Расплатился, "на чай" бородач отверг, искривив нижнюю губу.
– Мы токмо что от православных... От вас не надобно, – и уехал, огрев лошадь хлыстом.
– Вот видите... – взглянула Эстер исподлобья. – Может, и вправду – не стоит?
Взял ее за руку и, решительно надевая на ходу шапочку, шагнул к синагоге. То было высокое трехэтажное здание в мавританском стиле, богато инкрустированное аркадами, фронтонами, выступами. Вокруг толпились евреи в черных лапсердаках и котелках вперемежку со шляпами, многие входили по высокой лестнице в парадные двери, некоторые надевали такие же шапочки, как у Евдокимова.
Зал с возвышением впереди, алтарем, был огромен и великолепен. Горели свечи, великое множество, на лицах застыло благоговейное ожидание, и вот зазвучала молитва. Евгений Анатольевич не понимал ни слова, но язык был певуч и даже красив, искренность не вызывала сомнений...
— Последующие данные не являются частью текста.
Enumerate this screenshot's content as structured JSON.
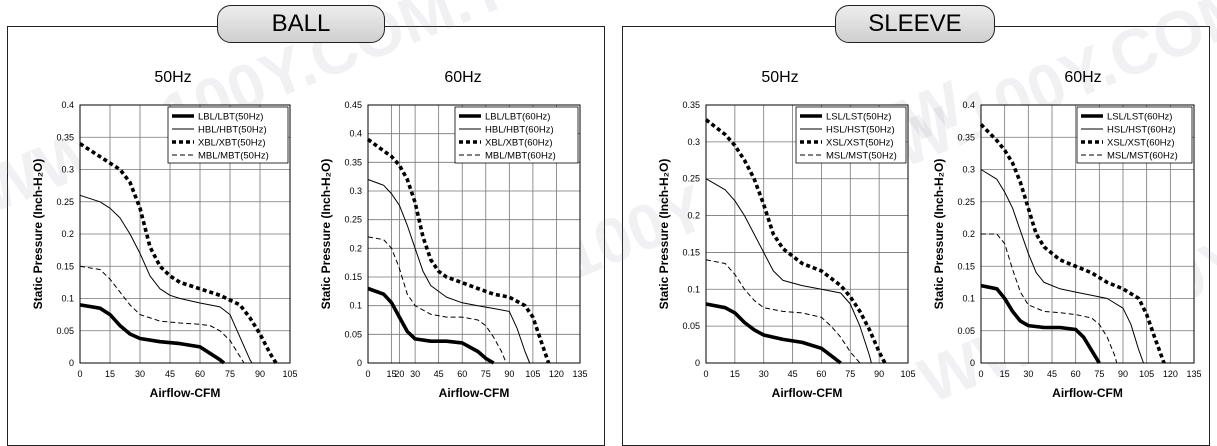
{
  "groups": [
    {
      "title": "BALL"
    },
    {
      "title": "SLEEVE"
    }
  ],
  "watermark": "WWW.100Y.COM.TW",
  "chart_data": [
    {
      "type": "line",
      "title": "50Hz",
      "xlabel": "Airflow-CFM",
      "ylabel": "Static Pressure (Inch-H₂O)",
      "xlim": [
        0,
        105
      ],
      "ylim": [
        0,
        0.4
      ],
      "xticks": [
        "0",
        "15",
        "30",
        "45",
        "60",
        "75",
        "90",
        "105"
      ],
      "yticks": [
        "0",
        "0.05",
        "0.1",
        "0.15",
        "0.2",
        "0.25",
        "0.3",
        "0.35",
        "0.4"
      ],
      "grid": true,
      "legend": "top-right",
      "series": [
        {
          "name": "LBL/LBT(50Hz)",
          "style": "thick",
          "x": [
            0,
            10,
            15,
            20,
            25,
            30,
            40,
            50,
            60,
            65,
            70,
            72
          ],
          "y": [
            0.09,
            0.085,
            0.075,
            0.058,
            0.045,
            0.038,
            0.033,
            0.03,
            0.025,
            0.015,
            0.005,
            0
          ]
        },
        {
          "name": "HBL/HBT(50Hz)",
          "style": "thin",
          "x": [
            0,
            10,
            15,
            20,
            25,
            30,
            35,
            40,
            45,
            50,
            60,
            70,
            75,
            80,
            85,
            86
          ],
          "y": [
            0.26,
            0.25,
            0.24,
            0.225,
            0.2,
            0.17,
            0.135,
            0.115,
            0.105,
            0.1,
            0.093,
            0.087,
            0.075,
            0.04,
            0.005,
            0
          ]
        },
        {
          "name": "XBL/XBT(50Hz)",
          "style": "dotted",
          "x": [
            0,
            10,
            15,
            20,
            25,
            30,
            35,
            40,
            45,
            50,
            60,
            70,
            80,
            85,
            90,
            95,
            98
          ],
          "y": [
            0.34,
            0.32,
            0.31,
            0.3,
            0.28,
            0.24,
            0.18,
            0.15,
            0.135,
            0.125,
            0.115,
            0.105,
            0.09,
            0.07,
            0.045,
            0.015,
            0
          ]
        },
        {
          "name": "MBL/MBT(50Hz)",
          "style": "dashed",
          "x": [
            0,
            10,
            15,
            20,
            25,
            30,
            40,
            50,
            60,
            65,
            70,
            75,
            80,
            82
          ],
          "y": [
            0.15,
            0.145,
            0.13,
            0.11,
            0.09,
            0.075,
            0.065,
            0.062,
            0.06,
            0.058,
            0.05,
            0.035,
            0.01,
            0
          ]
        }
      ]
    },
    {
      "type": "line",
      "title": "60Hz",
      "xlabel": "Airflow-CFM",
      "ylabel": "Static Pressure (Inch-H₂O)",
      "xlim": [
        0,
        135
      ],
      "ylim": [
        0,
        0.45
      ],
      "xticks": [
        "0",
        "15",
        "20",
        "30",
        "45",
        "60",
        "75",
        "90",
        "105",
        "120",
        "135"
      ],
      "yticks": [
        "0",
        "0.05",
        "0.1",
        "0.15",
        "0.2",
        "0.25",
        "0.3",
        "0.35",
        "0.4",
        "0.45"
      ],
      "grid": true,
      "legend": "top-right",
      "series": [
        {
          "name": "LBL/LBT(60Hz)",
          "style": "thick",
          "x": [
            0,
            10,
            15,
            20,
            25,
            30,
            40,
            50,
            60,
            70,
            75,
            80
          ],
          "y": [
            0.13,
            0.12,
            0.105,
            0.08,
            0.055,
            0.042,
            0.038,
            0.038,
            0.035,
            0.02,
            0.008,
            0
          ]
        },
        {
          "name": "HBL/HBT(60Hz)",
          "style": "thin",
          "x": [
            0,
            10,
            15,
            20,
            25,
            30,
            35,
            40,
            50,
            60,
            70,
            80,
            90,
            95,
            100,
            103
          ],
          "y": [
            0.32,
            0.31,
            0.295,
            0.275,
            0.24,
            0.2,
            0.16,
            0.135,
            0.115,
            0.105,
            0.1,
            0.095,
            0.09,
            0.06,
            0.02,
            0
          ]
        },
        {
          "name": "XBL/XBT(60Hz)",
          "style": "dotted",
          "x": [
            0,
            10,
            15,
            20,
            25,
            30,
            35,
            40,
            45,
            50,
            60,
            70,
            80,
            90,
            100,
            105,
            110,
            115
          ],
          "y": [
            0.39,
            0.37,
            0.36,
            0.345,
            0.32,
            0.28,
            0.22,
            0.18,
            0.16,
            0.15,
            0.14,
            0.13,
            0.12,
            0.115,
            0.1,
            0.08,
            0.04,
            0
          ]
        },
        {
          "name": "MBL/MBT(60Hz)",
          "style": "dashed",
          "x": [
            0,
            10,
            15,
            20,
            25,
            30,
            40,
            50,
            60,
            70,
            75,
            80,
            85,
            88
          ],
          "y": [
            0.22,
            0.215,
            0.2,
            0.165,
            0.12,
            0.1,
            0.085,
            0.08,
            0.08,
            0.075,
            0.065,
            0.045,
            0.02,
            0
          ]
        }
      ]
    },
    {
      "type": "line",
      "title": "50Hz",
      "xlabel": "Airflow-CFM",
      "ylabel": "Static Pressure (Inch-H₂O)",
      "xlim": [
        0,
        105
      ],
      "ylim": [
        0,
        0.35
      ],
      "xticks": [
        "0",
        "15",
        "30",
        "45",
        "60",
        "75",
        "90",
        "105"
      ],
      "yticks": [
        "0",
        "0.05",
        "0.1",
        "0.15",
        "0.2",
        "0.25",
        "0.3",
        "0.35"
      ],
      "grid": true,
      "legend": "top-right",
      "series": [
        {
          "name": "LSL/LST(50Hz)",
          "style": "thick",
          "x": [
            0,
            10,
            15,
            20,
            25,
            30,
            40,
            50,
            60,
            65,
            70
          ],
          "y": [
            0.08,
            0.075,
            0.068,
            0.055,
            0.045,
            0.038,
            0.032,
            0.028,
            0.02,
            0.01,
            0
          ]
        },
        {
          "name": "HSL/HST(50Hz)",
          "style": "thin",
          "x": [
            0,
            10,
            15,
            20,
            25,
            30,
            35,
            40,
            50,
            60,
            70,
            75,
            80,
            85,
            86
          ],
          "y": [
            0.25,
            0.235,
            0.22,
            0.2,
            0.175,
            0.15,
            0.125,
            0.112,
            0.105,
            0.1,
            0.095,
            0.08,
            0.05,
            0.01,
            0
          ]
        },
        {
          "name": "XSL/XST(50Hz)",
          "style": "dotted",
          "x": [
            0,
            10,
            15,
            20,
            25,
            30,
            35,
            40,
            45,
            50,
            60,
            65,
            70,
            75,
            80,
            85,
            90,
            93
          ],
          "y": [
            0.33,
            0.31,
            0.295,
            0.275,
            0.25,
            0.215,
            0.175,
            0.155,
            0.145,
            0.135,
            0.125,
            0.115,
            0.105,
            0.09,
            0.07,
            0.045,
            0.015,
            0
          ]
        },
        {
          "name": "MSL/MST(50Hz)",
          "style": "dashed",
          "x": [
            0,
            10,
            15,
            20,
            25,
            30,
            40,
            50,
            60,
            65,
            70,
            75,
            80
          ],
          "y": [
            0.14,
            0.135,
            0.12,
            0.1,
            0.085,
            0.075,
            0.07,
            0.068,
            0.062,
            0.05,
            0.035,
            0.015,
            0
          ]
        }
      ]
    },
    {
      "type": "line",
      "title": "60Hz",
      "xlabel": "Airflow-CFM",
      "ylabel": "Static Pressure (Inch-H₂O)",
      "xlim": [
        0,
        135
      ],
      "ylim": [
        0,
        0.4
      ],
      "xticks": [
        "0",
        "15",
        "30",
        "45",
        "60",
        "75",
        "90",
        "105",
        "120",
        "135"
      ],
      "yticks": [
        "0",
        "0.05",
        "0.1",
        "0.15",
        "0.2",
        "0.25",
        "0.3",
        "0.35",
        "0.4"
      ],
      "grid": true,
      "legend": "top-right",
      "series": [
        {
          "name": "LSL/LST(60Hz)",
          "style": "thick",
          "x": [
            0,
            10,
            15,
            20,
            25,
            30,
            40,
            50,
            60,
            65,
            70,
            75
          ],
          "y": [
            0.12,
            0.115,
            0.1,
            0.08,
            0.065,
            0.058,
            0.055,
            0.055,
            0.052,
            0.04,
            0.02,
            0
          ]
        },
        {
          "name": "HSL/HST(60Hz)",
          "style": "thin",
          "x": [
            0,
            10,
            15,
            20,
            25,
            30,
            35,
            40,
            50,
            60,
            70,
            80,
            90,
            95,
            100,
            103
          ],
          "y": [
            0.3,
            0.285,
            0.265,
            0.24,
            0.205,
            0.17,
            0.14,
            0.125,
            0.115,
            0.11,
            0.105,
            0.1,
            0.085,
            0.06,
            0.02,
            0
          ]
        },
        {
          "name": "XSL/XST(60Hz)",
          "style": "dotted",
          "x": [
            0,
            10,
            15,
            20,
            25,
            30,
            35,
            40,
            45,
            50,
            60,
            70,
            80,
            90,
            100,
            105,
            110,
            116
          ],
          "y": [
            0.37,
            0.345,
            0.33,
            0.31,
            0.28,
            0.24,
            0.2,
            0.18,
            0.17,
            0.16,
            0.15,
            0.14,
            0.125,
            0.115,
            0.1,
            0.075,
            0.04,
            0
          ]
        },
        {
          "name": "MSL/MST(60Hz)",
          "style": "dashed",
          "x": [
            0,
            10,
            15,
            20,
            25,
            30,
            40,
            50,
            60,
            70,
            75,
            80,
            85,
            86
          ],
          "y": [
            0.2,
            0.2,
            0.185,
            0.145,
            0.11,
            0.09,
            0.08,
            0.078,
            0.075,
            0.07,
            0.06,
            0.04,
            0.01,
            0
          ]
        }
      ]
    }
  ]
}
"Странно, странно-то как... – неслось в голове. – Я, русской, стою здесь и ничего, жив еще... И рога не выросли. И на душе благостно. И спокойно. И вот, даже плакать хочется. А если бы я пришел к ним еще в Петербурге? Я что, перестал бы служить? Я перестал бы делить общество на "своих" и "чужих"? Не перестал бы... Так в чем же дело?" – оглянулся, пытаясь увидеть Эстер, она стояла среди женщин и улыбалась...
Слова на древнем языке разносились под сводами, и казалось Евгению Анатольевичу, что он угадывает их сокровенный смысл...
В одном ошибся Евдокимов: Бейлиса не стали специально готовить для переселения в "сучью будку" – камеру с агентом. Менделя сразу же поместили в нее. Кулябка не хотел терять времени: члены патриотических союзов требовали фактов. Признание (по убеждению господина полковника) было лучше всех фактов и доказательств. Оно мгновенно отсекало все проеврейские разговоры, особенно в кругах элитарной интеллигенции. Все эти писателишки, щелкоперишки, доктора-словоблуды уже начинали порочить власть, уже явилось в обществе суждение, что все зря, что возведена напраслина, об этом шептались на выставках, из-за этого даже отменяли театральные спектакли, это было, конечно же, недопустимо!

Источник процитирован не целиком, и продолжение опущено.